Wildlife and Landscape Photography: Swaledale

I regularly visit the Yorkshire Dales, driving up and returning the same day. But every so often I stop over for a few days - particularly during the summer when the light dictates very early starts and late finishes. I recently spend three days in Swaledale - a mixture of landscape and wildlife photography. I usually try and book a late room - this time staying at West End Guest House in Richmond. Thanks to Ian and Helen for making me feel so welcome... I will be back.

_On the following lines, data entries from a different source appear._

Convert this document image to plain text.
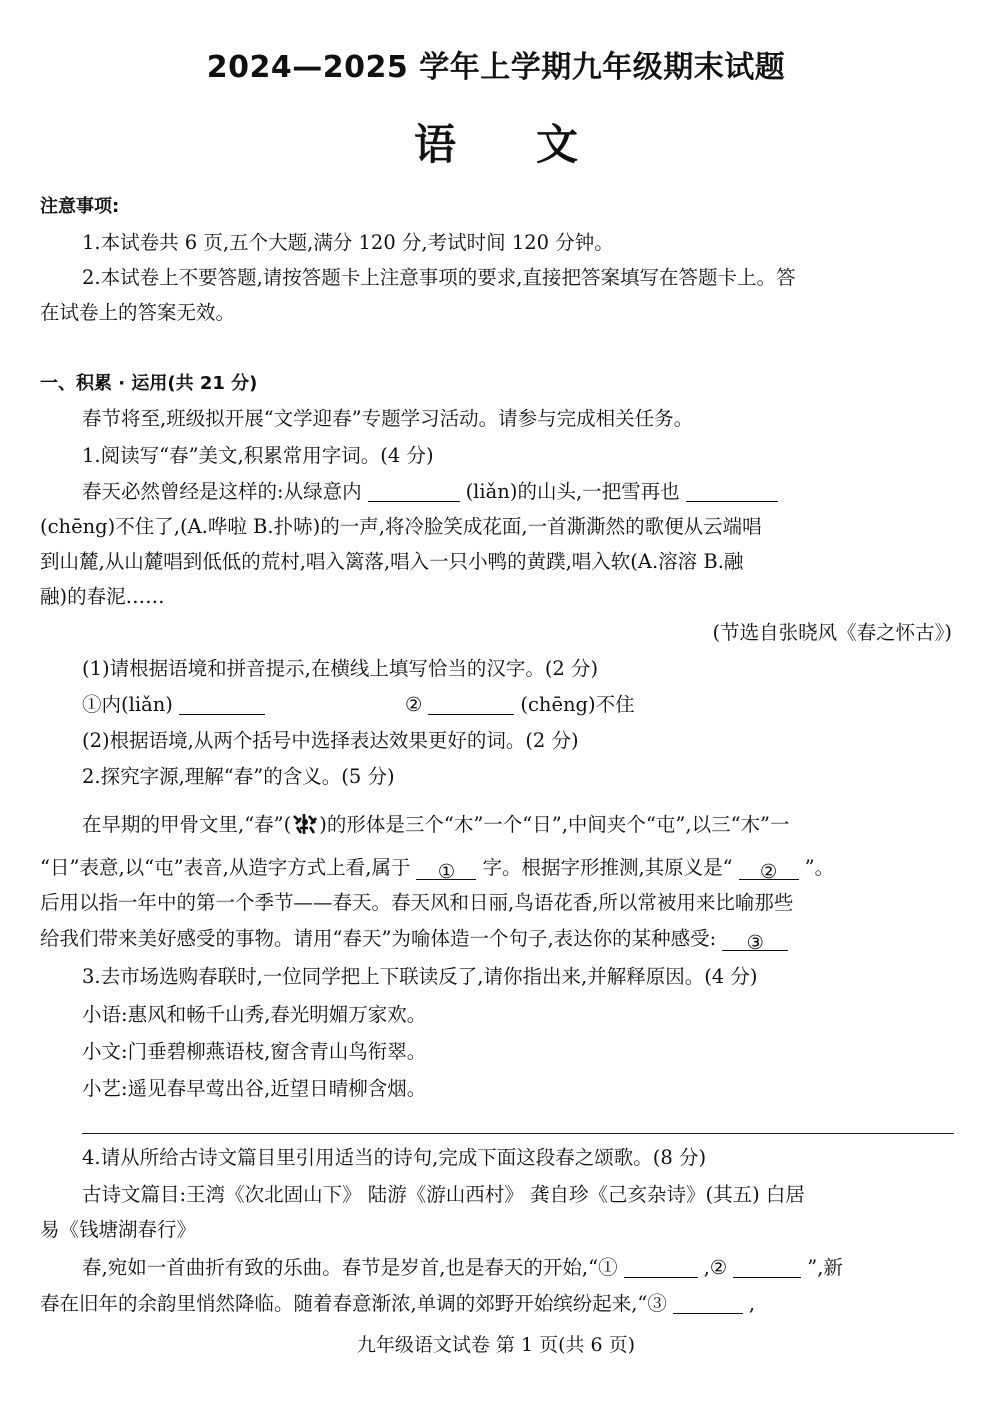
2024—2025 学年上学期九年级期末试题
语文
注意事项:
1.本试卷共 6 页,五个大题,满分 120 分,考试时间 120 分钟。
2.本试卷上不要答题,请按答题卡上注意事项的要求,直接把答案填写在答题卡上。答
在试卷上的答案无效。
一、积累 · 运用(共 21 分)
春节将至,班级拟开展“文学迎春”专题学习活动。请参与完成相关任务。
1.阅读写“春”美文,积累常用字词。(4 分)
春天必然曾经是这样的:从绿意内	(liǎn)的山头,一把雪再也
(chēng)不住了,(A.哗啦 B.扑哧)的一声,将冷脸笑成花面,一首澌澌然的歌便从云端唱
到山麓,从山麓唱到低低的荒村,唱入篱落,唱入一只小鸭的黄蹼,唱入软(A.溶溶 B.融
融)的春泥……
(节选自张晓风《春之怀古》)
(1)请根据语境和拼音提示,在横线上填写恰当的汉字。(2 分)
①内(liǎn)	②	(chēng)不住
(2)根据语境,从两个括号中选择表达效果更好的词。(2 分)
2.探究字源,理解“春”的含义。(5 分)
在早期的甲骨文里,“春”( )的形体是三个“木”一个“日”,中间夹个“屯”,以三“木”一
“日”表意,以“屯”表音,从造字方式上看,属于 ① 字。根据字形推测,其原义是“ ② ”。
后用以指一年中的第一个季节——春天。春天风和日丽,鸟语花香,所以常被用来比喻那些
给我们带来美好感受的事物。请用“春天”为喻体造一个句子,表达你的某种感受: ③
3.去市场选购春联时,一位同学把上下联读反了,请你指出来,并解释原因。(4 分)
小语:惠风和畅千山秀,春光明媚万家欢。
小文:门垂碧柳燕语枝,窗含青山鸟衔翠。
小艺:遥见春早莺出谷,近望日晴柳含烟。
4.请从所给古诗文篇目里引用适当的诗句,完成下面这段春之颂歌。(8 分)
古诗文篇目:王湾《次北固山下》 陆游《游山西村》 龚自珍《己亥杂诗》(其五) 白居
易《钱塘湖春行》
春,宛如一首曲折有致的乐曲。春节是岁首,也是春天的开始,“①	,②	”,新
春在旧年的余韵里悄然降临。随着春意渐浓,单调的郊野开始缤纷起来,“③	,
九年级语文试卷 第 1 页(共 6 页)
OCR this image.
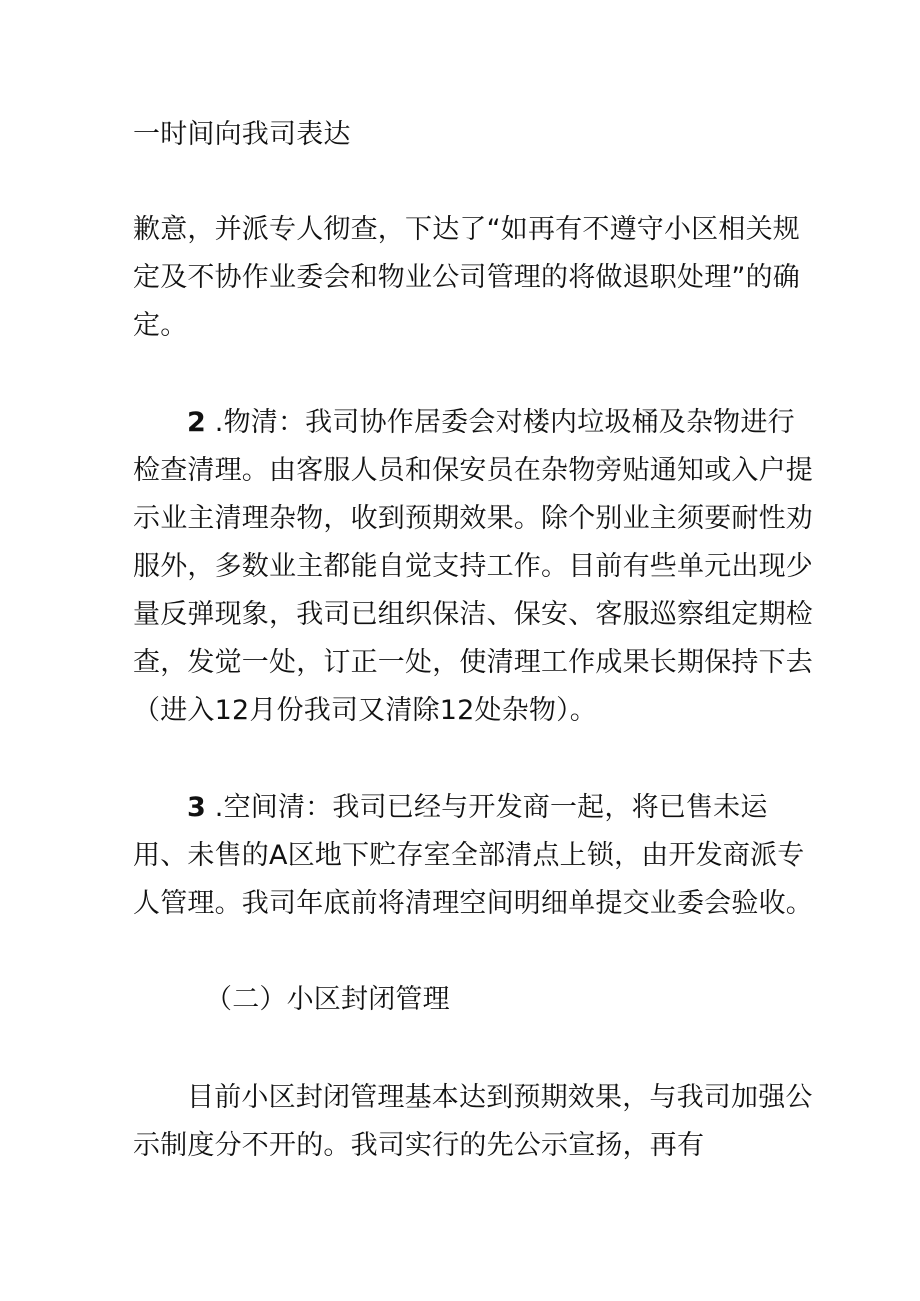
一时间向我司表达

歉意，并派专人彻查，下达了“如再有不遵守小区相关规定及不协作业委会和物业公司管理的将做退职处理”的确定。

2 .物清：我司协作居委会对楼内垃圾桶及杂物进行检查清理。由客服人员和保安员在杂物旁贴通知或入户提示业主清理杂物，收到预期效果。除个别业主须要耐性劝服外，多数业主都能自觉支持工作。目前有些单元出现少量反弹现象，我司已组织保洁、保安、客服巡察组定期检查，发觉一处，订正一处，使清理工作成果长期保持下去（进入12月份我司又清除12处杂物）。

3 .空间清：我司已经与开发商一起，将已售未运用、未售的A区地下贮存室全部清点上锁，由开发商派专人管理。我司年底前将清理空间明细单提交业委会验收。

（二）小区封闭管理

目前小区封闭管理基本达到预期效果，与我司加强公示制度分不开的。我司实行的先公示宣扬，再有
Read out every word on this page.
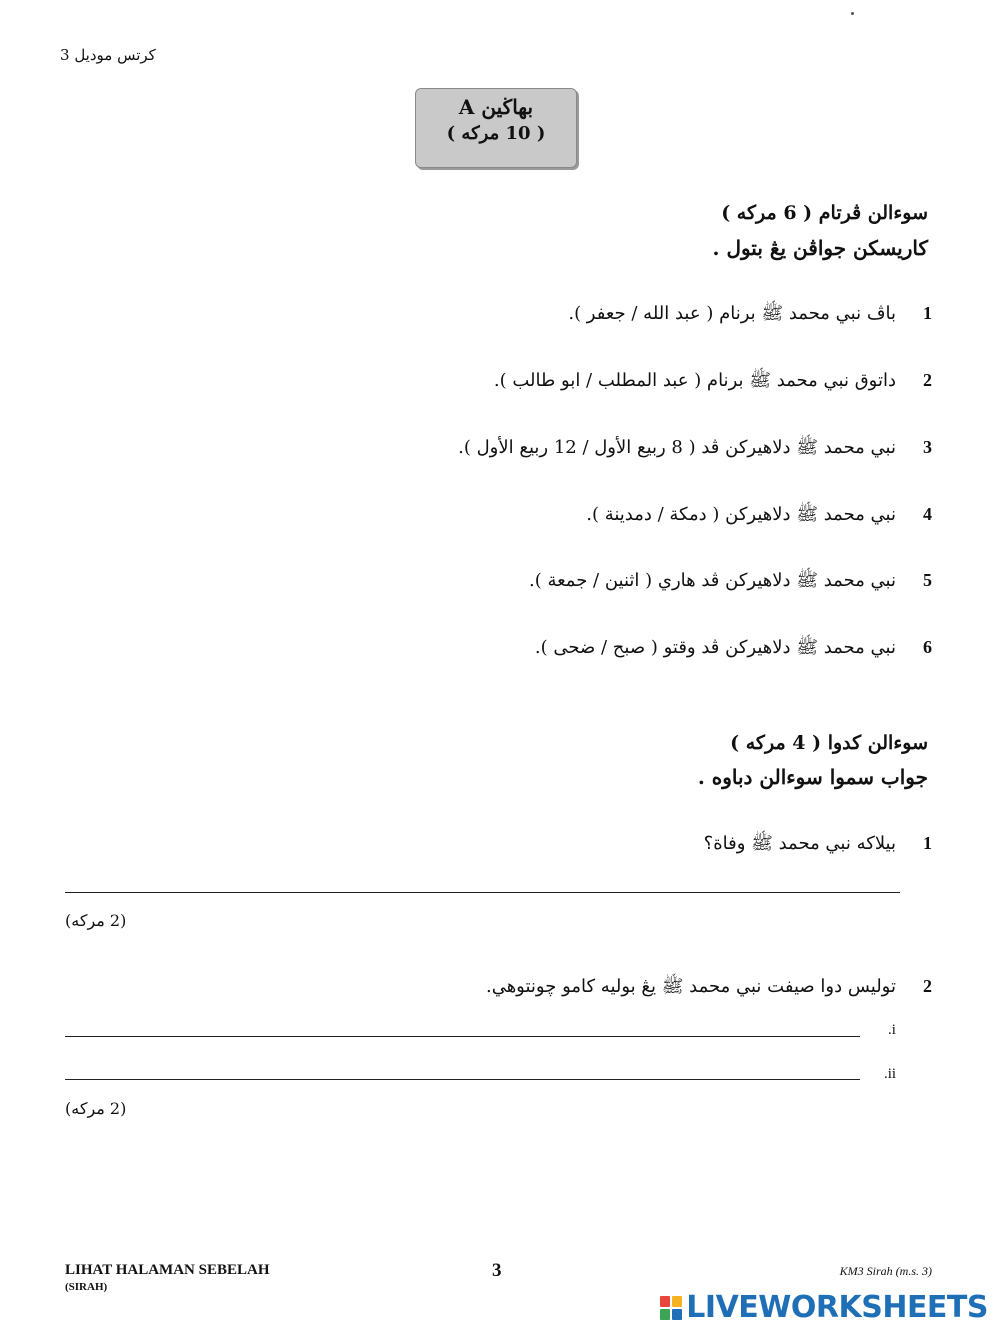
كرتس موديل 3
بهاڬين A
( 10 مركه )
سوءالن ڤرتام ( 6 مركه )
كاريسكن جواڤن يڠ بتول .
باڤ نبي محمد ﷺ برنام ( عبد الله / جعفر ).	1
داتوق نبي محمد ﷺ برنام ( عبد المطلب / ابو طالب ).	2
نبي محمد ﷺ دلاهيركن ڤد ( 8 ربيع الأول / 12 ربيع الأول ).	3
نبي محمد ﷺ دلاهيركن ( دمكة / دمدينة ).	4
نبي محمد ﷺ دلاهيركن ڤد هاري ( اثنين / جمعة ).	5
نبي محمد ﷺ دلاهيركن ڤد وقتو ( صبح / ضحى ).	6
سوءالن كدوا ( 4 مركه )
جواب سموا سوءالن دباوه .
بيلاكه نبي محمد ﷺ وفاة؟	1
(2 مركه)
توليس دوا صيفت نبي محمد ﷺ يڠ بوليه كامو چونتوهي.	2
.i
.ii
(2 مركه)
LIHAT HALAMAN SEBELAH
(SIRAH)
3	KM3 Sirah (m.s. 3)
LIVEWORKSHEETS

With a predicted break in the wet weather, I hoped to capture some decent images of the glorious wild flower meadows at Muker. I've tried to get these shots for the past two years, but Swaledale seems to have its own weather system.! Time and time again my attempts have been thwarted, as promising forecasts turned into average or even poor light. But this time was different..  The conditions at Muker were just perfect for the meadows: largely clear skies, soft early morning light, good clarity in the still air.. and the meadows were looking pretty good too. Staying over in Swaledale meant I was on location at the meadows just after 6 a.m. - far earlier than I had been before. As always, the difficulty in such photographically rich locations is in finding the strongest compositions, so I took a little time to make sure I was happy with my images...
 The remainder of my trip was mostly spent on the heather moors, watching and photographing the beautiful upland birds: red grouse, curlew, lapwing, meadow pipit and golden plover. The amount of chicks was incredible - grouse, lapwing, curlew and plover all provided me with at least a sighting of a young bird. The grouse chicks were wonderful - running around just feet away from the car as the parent birds watched over them. Seeing these chicks so close up made really appreciate just how beautifully detailed they are. The amount of detail in their plumage for something so small is remarkable.

One of my best encounters was a young lapwing. Already it was able to catch its own food, and I watched as this pretty bird used its foot - vibrating against the ground before picking up grubs. It would repeat the action over and over: body still with leg quivering, run along the ground; stop again.. run. So wonderful to watch this behaviour at such close range - and the bird was clearly relaxed; not bothered by the car at all.
This location is so reliable; it's why I do my upland bird photography courses here. You are guaranteed to get a good picture of something... in fact my clients sometimes end up getting better pictures than I do..!


  1. Cracking shots, Paul. Looks like 3 days very well spent.

    1. Cheers Craig. I'm really pleased to get the meadows. The birds were a bit frustrating, partly cause of poor light, but I got some I'm happy with.